Extracting my predictions for 2020, buried after a long T5 and XL-Net review. Let me know what you think!

I would be remiss not to make a few predictions for what will happen next. By the time you read this, some of this may have already happened, or even published. Don’t @ me.

More scaling.

As our group at NVIDIA showed with Megatron and Google showed with T5, there are still gains to be made, even on existing NLP metrics, from training bigger models for longer, on more fresh data. The gains may seem to be diminishing, but that will change as GLUE, SuperGLUE, etc add harder, more niche tasks. As Amit Singhal used to tell us on the Google Search team — as we make search better, the users keep asking harder questions.

Data augmentation, selection, efficiency.

As T5 points out, big Transformers are really good at overfit (since memorization a part of text understanding) — thus you should never train it on the same text twice. As finding more good data on the internet gets harder and harder, we’ll see more focus on augmenting the data we have (BPE-dropout is a great example, and Quoc Le’s group at Google had other good suggestions). Right now, data augmentation for text is not where it is for deep computer vision. And even in CV, Prof Le’s same group is still making breakthroughs.

Furthermore, as a FB executive friend liked to point out — the data you really care about, is always scarce, even if less important data is abundant.

For example, take resume screening — a project I worked at for NVIDIA early in my tenure. The number of outstanding resumes can be tiny — especially for a specific role. Overfitting is a problem — and data augmentation is often our best solution.

Another problem is that text datasets may contain 90% news and clickbait, and 0.01% of articles on your topic of interest. In practice, that’s enough for a huge model to learn good embeddings for your niche task, be it baseball, science or financial topics. But wouldn’t you like to do better? Or to do as well, more efficiently?

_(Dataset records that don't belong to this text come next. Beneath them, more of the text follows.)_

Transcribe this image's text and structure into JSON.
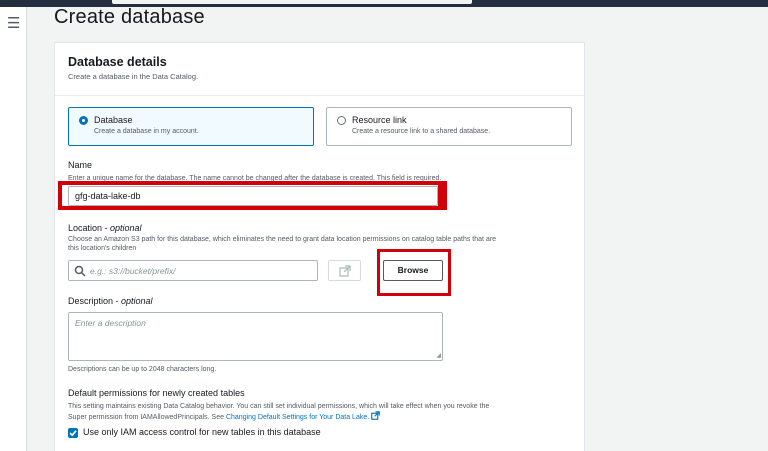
{
  "page": {
    "title": "Create database"
  },
  "details": {
    "title": "Database details",
    "description": "Create a database in the Data Catalog."
  },
  "options": [
    {
      "label": "Database",
      "description": "Create a database in my account.",
      "selected": true
    },
    {
      "label": "Resource link",
      "description": "Create a resource link to a shared database.",
      "selected": false
    }
  ],
  "name": {
    "label": "Name",
    "help": "Enter a unique name for the database. The name cannot be changed after the database is created. This field is required.",
    "value": "gfg-data-lake-db"
  },
  "location": {
    "label": "Location",
    "optional": "optional",
    "help_line1": "Choose an Amazon S3 path for this database, which eliminates the need to grant data location permissions on catalog table paths that are",
    "help_line2": "this location's children",
    "placeholder": "e.g.: s3://bucket/prefix/",
    "browse_label": "Browse"
  },
  "description": {
    "label": "Description",
    "optional": "optional",
    "placeholder": "Enter a description",
    "constraint": "Descriptions can be up to 2048 characters long."
  },
  "permissions": {
    "label": "Default permissions for newly created tables",
    "help_line1": "This setting maintains existing Data Catalog behavior. You can still set individual permissions, which will take effect when you revoke the",
    "help_line2_prefix": "Super permission from IAMAllowedPrincipals. See",
    "link_text": "Changing Default Settings for Your Data Lake.",
    "checkbox_label": "Use only IAM access control for new tables in this database",
    "checkbox_checked": true
  },
  "colors": {
    "accent": "#0073bb",
    "highlight": "#d1000b",
    "topbar": "#232f3e"
  }
}
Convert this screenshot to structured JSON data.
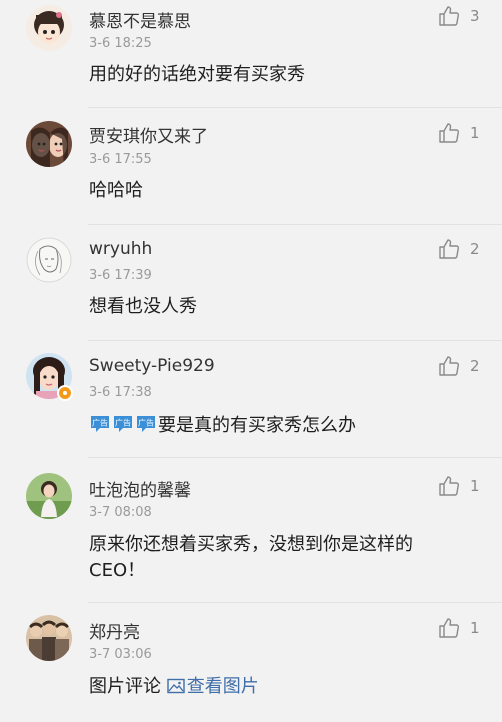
{
  "comments": [
    {
      "name": "慕恩不是慕思",
      "time": "3-6 18:25",
      "text": "用的好的话绝对要有买家秀",
      "likes": "3"
    },
    {
      "name": "贾安琪你又来了",
      "time": "3-6 17:55",
      "text": "哈哈哈",
      "likes": "1"
    },
    {
      "name": "wryuhh",
      "time": "3-6 17:39",
      "text": "想看也没人秀",
      "likes": "2"
    },
    {
      "name": "Sweety-Pie929",
      "time": "3-6 17:38",
      "text": "要是真的有买家秀怎么办",
      "likes": "2",
      "emoji_label": "广告"
    },
    {
      "name": "吐泡泡的馨馨",
      "time": "3-7 08:08",
      "text_line1": "原来你还想着买家秀，没想到你是这样的",
      "text_line2": "CEO！",
      "likes": "1"
    },
    {
      "name": "郑丹亮",
      "time": "3-7 03:06",
      "text": "图片评论",
      "link": "查看图片",
      "likes": "1"
    }
  ],
  "colors": {
    "background": "#f2f2f2",
    "name": "#333333",
    "time": "#9a9a9a",
    "link": "#3f6ea8",
    "badge": "#f39a1d",
    "emoji_blue": "#3a8fd6"
  },
  "icons": {
    "like": "thumbs-up-icon",
    "image": "image-icon"
  }
}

Given that the naive approach to this works (I’ve done it, I’m sure others have too), I think we’ll see methods emerge — think of them as RL for downstream task — then select documents for you, to help with niche domain pre-training. Instead of over-fitting to your task, why not just over-sample relevant documents in pre-training? The main reason we’ve not seen this, I think, is because the benefits of scale have swamped everything else so far — cue Rich Sutton’s Bitter Lesson. But at some point the lines between more training and better selection will start to cross and there will be more of a payoff for data selection.

Everyone already selects data to some extent, be it de-duplication, or rules based filtering (minimum Reddit link upvote count for GPT-2 webtext; a dozen exclusion rules for the T5 dataset). I expect that to get more automated, starting with needle-in-a-haystack search for pre-training documents relevant to niche downstream tasks. Why not let the model do that type of thinking, as well?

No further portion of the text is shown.